The Sri Lanka Whistling Thrush is a scarce, shy, secretive and terrestrial bird.

It is threatened by habitat loss and human activities in its favoured habitats, involving reduction of food supply.
The Sri Lanka Whistling Thrush is currently listed as Endangered.  

Length: 19 – 21,5 cm

The Sri Lanka Whistling Thrush male has upper and underparts deep blue-black with bluish sheen in strong light. Rump, uppertail-coverts, tail and flight-feathers are black to sooty-black.
On the upperwing, the lesser coverts are bright cobalt-blue, forming a shoulder patch, sometimes concealed. Median and greater coverts are black with blue-black edges to greater coverts. Alula, primary coverts and flight-feathers are black. Primary coverts, inner primaries and secondaries show blue-black edges. 
On the underparts, underwing-coverts, lower belly, vent and undertail-coverts are sooty-black. 

The head is entirely black.
The bill is black, with slightly hooked tip to upper mandible.
The eyes are dark brown.
Legs and feet are dark brown to blackish.

Joseph Smit: 1836-1929

Adult male and immature female

The female has head and underparts rufescent-brown to chestnut-brown.
On the upperparts, mantle and scapulars show deep purplish-blue sheen. She also has a purplish-blue patch at the bend of the wing. Rump and uppertail-coverts are cinnamon-brown. Flight-feathers and rectrices are dark brown.
On the brown head, lower forehead and face are warmer brown or slightly paler than the crown.

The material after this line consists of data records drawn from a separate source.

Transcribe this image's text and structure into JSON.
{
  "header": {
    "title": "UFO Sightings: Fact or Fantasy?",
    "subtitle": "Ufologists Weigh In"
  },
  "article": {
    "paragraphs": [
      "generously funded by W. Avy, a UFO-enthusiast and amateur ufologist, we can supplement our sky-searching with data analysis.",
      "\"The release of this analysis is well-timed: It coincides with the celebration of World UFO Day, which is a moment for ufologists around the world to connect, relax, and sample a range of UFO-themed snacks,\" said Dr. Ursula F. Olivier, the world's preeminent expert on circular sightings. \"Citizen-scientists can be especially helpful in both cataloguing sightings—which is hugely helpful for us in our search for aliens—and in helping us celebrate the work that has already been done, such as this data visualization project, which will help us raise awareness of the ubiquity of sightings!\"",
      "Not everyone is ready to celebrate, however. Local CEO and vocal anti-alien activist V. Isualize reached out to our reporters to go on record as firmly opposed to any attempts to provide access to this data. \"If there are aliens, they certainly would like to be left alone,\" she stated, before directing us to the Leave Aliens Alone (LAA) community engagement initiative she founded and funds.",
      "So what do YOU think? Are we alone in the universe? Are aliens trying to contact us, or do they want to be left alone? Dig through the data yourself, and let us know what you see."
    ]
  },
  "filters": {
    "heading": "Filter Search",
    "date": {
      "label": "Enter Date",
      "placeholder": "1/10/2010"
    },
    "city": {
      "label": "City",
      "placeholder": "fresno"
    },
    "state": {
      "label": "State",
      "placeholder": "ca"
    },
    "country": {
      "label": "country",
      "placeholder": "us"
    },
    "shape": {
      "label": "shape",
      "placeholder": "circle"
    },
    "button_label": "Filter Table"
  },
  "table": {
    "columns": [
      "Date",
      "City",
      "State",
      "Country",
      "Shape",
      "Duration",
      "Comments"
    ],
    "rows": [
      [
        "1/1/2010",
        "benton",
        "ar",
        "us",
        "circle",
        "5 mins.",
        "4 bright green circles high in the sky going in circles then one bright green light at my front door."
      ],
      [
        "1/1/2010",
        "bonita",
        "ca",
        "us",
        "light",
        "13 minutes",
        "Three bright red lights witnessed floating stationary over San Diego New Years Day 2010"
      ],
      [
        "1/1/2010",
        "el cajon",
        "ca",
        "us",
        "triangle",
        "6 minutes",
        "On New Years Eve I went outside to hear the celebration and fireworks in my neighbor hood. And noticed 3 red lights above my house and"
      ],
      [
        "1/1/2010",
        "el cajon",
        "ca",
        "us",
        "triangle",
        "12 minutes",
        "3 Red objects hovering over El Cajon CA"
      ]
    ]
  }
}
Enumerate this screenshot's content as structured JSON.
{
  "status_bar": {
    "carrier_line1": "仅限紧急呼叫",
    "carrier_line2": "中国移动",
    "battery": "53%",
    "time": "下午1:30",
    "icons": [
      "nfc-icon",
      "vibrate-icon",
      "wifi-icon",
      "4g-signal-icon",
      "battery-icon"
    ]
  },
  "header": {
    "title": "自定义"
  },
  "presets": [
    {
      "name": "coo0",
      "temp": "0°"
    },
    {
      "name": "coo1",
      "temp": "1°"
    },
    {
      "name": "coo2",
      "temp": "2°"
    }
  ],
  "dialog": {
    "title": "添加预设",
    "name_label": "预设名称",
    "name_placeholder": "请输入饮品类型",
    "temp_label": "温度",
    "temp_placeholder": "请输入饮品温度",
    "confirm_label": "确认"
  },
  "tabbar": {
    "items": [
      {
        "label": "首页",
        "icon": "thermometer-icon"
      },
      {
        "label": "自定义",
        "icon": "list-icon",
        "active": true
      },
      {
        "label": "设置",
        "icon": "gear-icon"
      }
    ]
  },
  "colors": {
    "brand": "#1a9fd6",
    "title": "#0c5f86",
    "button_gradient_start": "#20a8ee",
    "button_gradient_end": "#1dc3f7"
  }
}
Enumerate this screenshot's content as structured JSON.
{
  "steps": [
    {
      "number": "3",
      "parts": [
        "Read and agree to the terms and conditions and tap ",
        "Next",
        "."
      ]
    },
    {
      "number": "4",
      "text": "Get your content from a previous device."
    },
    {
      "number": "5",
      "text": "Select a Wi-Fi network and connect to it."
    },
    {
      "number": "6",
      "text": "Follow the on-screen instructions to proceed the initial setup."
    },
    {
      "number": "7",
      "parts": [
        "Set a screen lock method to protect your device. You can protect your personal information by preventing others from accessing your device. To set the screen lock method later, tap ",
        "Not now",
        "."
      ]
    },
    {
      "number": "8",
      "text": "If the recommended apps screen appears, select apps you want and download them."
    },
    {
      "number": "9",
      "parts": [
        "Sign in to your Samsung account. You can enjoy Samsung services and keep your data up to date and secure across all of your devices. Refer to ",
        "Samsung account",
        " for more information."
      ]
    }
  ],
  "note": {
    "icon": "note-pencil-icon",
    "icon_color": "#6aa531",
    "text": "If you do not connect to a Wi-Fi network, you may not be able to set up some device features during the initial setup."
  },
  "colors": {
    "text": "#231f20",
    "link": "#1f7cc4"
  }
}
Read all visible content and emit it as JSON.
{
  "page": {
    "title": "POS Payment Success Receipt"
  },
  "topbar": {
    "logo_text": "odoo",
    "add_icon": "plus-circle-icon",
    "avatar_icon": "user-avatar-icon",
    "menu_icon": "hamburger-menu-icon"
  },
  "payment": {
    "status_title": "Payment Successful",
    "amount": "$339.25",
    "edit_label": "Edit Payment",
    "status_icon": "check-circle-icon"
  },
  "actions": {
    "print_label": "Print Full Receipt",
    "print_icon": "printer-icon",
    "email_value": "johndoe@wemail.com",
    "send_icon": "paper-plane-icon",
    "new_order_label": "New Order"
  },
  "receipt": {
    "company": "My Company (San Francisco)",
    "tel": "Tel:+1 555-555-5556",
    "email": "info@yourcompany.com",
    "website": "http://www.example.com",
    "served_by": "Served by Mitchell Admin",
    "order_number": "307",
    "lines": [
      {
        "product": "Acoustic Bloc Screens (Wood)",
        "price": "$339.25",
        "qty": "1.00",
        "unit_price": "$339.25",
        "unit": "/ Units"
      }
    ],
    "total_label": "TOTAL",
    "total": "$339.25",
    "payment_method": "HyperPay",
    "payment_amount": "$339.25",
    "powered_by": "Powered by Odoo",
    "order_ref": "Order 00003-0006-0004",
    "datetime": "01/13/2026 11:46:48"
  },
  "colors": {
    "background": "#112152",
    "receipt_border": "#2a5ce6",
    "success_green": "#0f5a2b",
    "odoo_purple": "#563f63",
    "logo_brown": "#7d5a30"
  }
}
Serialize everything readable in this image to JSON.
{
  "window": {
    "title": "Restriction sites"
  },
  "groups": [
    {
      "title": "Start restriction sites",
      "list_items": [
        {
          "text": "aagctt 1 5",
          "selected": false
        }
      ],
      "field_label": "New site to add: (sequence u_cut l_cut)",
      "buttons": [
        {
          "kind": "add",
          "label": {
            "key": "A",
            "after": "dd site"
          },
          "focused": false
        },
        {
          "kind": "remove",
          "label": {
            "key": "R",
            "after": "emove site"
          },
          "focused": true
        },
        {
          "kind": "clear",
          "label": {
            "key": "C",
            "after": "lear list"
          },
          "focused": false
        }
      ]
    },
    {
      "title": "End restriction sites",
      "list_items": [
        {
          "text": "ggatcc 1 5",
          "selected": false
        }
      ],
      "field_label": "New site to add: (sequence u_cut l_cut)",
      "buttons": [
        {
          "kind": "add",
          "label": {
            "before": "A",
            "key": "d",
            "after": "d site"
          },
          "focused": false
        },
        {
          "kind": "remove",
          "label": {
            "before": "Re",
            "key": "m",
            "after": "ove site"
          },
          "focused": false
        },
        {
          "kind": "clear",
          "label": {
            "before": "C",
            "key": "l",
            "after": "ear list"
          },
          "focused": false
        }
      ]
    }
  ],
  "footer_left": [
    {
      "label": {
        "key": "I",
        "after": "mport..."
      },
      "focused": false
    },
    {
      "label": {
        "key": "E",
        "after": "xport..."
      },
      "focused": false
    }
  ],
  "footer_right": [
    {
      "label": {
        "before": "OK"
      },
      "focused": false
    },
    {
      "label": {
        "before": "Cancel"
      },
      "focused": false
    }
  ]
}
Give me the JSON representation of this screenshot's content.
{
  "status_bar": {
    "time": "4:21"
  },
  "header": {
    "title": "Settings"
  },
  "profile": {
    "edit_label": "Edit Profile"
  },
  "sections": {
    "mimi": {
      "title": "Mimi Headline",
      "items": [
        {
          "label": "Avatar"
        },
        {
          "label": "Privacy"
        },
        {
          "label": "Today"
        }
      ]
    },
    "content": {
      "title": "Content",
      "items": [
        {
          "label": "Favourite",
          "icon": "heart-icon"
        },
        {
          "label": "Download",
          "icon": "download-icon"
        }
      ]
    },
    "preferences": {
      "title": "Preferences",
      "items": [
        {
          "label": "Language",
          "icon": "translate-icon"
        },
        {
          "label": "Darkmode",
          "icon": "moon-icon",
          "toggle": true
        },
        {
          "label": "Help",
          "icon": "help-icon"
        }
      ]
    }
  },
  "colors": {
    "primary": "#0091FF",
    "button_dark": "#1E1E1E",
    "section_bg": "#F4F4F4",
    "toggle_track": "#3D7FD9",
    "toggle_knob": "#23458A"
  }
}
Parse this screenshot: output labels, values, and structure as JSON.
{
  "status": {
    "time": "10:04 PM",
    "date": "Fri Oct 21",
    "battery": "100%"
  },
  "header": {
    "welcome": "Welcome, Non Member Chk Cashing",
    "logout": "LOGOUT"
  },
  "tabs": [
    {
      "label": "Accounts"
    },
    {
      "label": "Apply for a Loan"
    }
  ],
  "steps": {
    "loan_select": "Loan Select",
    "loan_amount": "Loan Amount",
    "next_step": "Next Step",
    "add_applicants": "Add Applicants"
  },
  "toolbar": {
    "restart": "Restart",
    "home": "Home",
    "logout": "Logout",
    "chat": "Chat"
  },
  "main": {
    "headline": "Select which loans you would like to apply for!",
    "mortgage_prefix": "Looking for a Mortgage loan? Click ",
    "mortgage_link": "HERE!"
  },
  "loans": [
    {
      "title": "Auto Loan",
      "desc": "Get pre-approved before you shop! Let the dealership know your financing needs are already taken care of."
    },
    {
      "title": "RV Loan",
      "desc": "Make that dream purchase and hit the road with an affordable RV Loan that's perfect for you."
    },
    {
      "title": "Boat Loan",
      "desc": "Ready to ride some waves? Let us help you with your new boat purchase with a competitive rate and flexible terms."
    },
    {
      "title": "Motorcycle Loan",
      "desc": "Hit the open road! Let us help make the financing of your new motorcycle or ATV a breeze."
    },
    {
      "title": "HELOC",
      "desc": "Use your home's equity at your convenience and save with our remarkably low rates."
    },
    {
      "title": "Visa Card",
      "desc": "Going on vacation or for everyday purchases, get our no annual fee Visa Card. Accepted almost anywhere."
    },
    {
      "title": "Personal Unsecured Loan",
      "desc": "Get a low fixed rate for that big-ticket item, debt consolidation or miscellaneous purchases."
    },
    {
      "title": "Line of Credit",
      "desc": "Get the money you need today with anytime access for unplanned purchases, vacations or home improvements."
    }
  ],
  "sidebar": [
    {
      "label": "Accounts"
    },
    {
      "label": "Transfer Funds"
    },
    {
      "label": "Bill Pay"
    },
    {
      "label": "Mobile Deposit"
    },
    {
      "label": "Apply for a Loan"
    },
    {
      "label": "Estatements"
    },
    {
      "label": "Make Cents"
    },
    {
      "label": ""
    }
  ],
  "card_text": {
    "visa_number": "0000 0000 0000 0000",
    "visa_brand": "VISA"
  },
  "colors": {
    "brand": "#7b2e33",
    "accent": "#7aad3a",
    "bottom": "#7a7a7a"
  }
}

Chin and throat are pale brown. Rest of underparts is slightly darker brown.

The immature resembles female but the underparts are slightly paler or warmer rusty-brown than in adults. Head and breast show narrow buff streaking.

The first year male shows deep, bluish bases to head, breast and belly feathers. The lesser coverts become bright blue within the first six months.

The Sri Lanka Whistling Thrush is found in the central mountains and Uva province in Sri Lanka. 

The Sri Lanka Whistling Thrush frequents the undergrowth of damp, dense forest and wooded ravines and gorges covered in ferns. There, it remains mostly within or beneath low, overhanging rocks and vegetation on the river banks. It is often observed near rapid, flowing water and streams. 
The species is visible between 1,200 and 2,100 metres of elevation.

The call of the Sri Lanka Whistling Thrush is a shrill, high-pitched whistle given in flight or from the ground. This call may be restricted to the first syllable given every few seconds “sriii” and sometimes as a double note “seer eer”. This call is often heard above the noise of the running water. Both adults give this call.

The song is rarely heard. It is described as a drawn-out, plaintive whistling note.
During the displays, the male gives a short, undulating, high-pitched whistle, sometimes preceded by series of shrill warbling notes. In territory defence, we can hear a scolding song composed of high-pitched notes.

The Sri Lanka Whistling Thrush feeds mainly on insects, snails, small frogs, lizards, geckos, and occasionally ripe fruits and berries.
It usually forages on the ground, often near water.
Although being shy and secretive, the Sri Lanka Whistling Thrush is very active while searching for food, and especially at dusk and dawn. It forages in and under the vegetation, also in damp hollows and at the edges of streams and ponds. It hops and runs quickly while spreading the tail. But it may also sit motionless for long periods.   
They usually roost communally in trees, at the territory’s boundaries.

They live in pairs, remaining and defending year-round their territory. The female builds a large, cup-shaped nest on rocky ledge or among rock crevices, near river or torrent, or sometimes in tree fork, up to 3 metres above the ground. During this work the male remains in the surrounding, but does not take part in nest-building. The female incubates alone, but both parents feed the chicks.

The Sri Lanka Whistling Thrush is probably sedentary.
The flight is fast and generally low. The bird can be observed in the evening, flying about over and around fast-flowing water while uttering its shrill whistle “sree…ree”.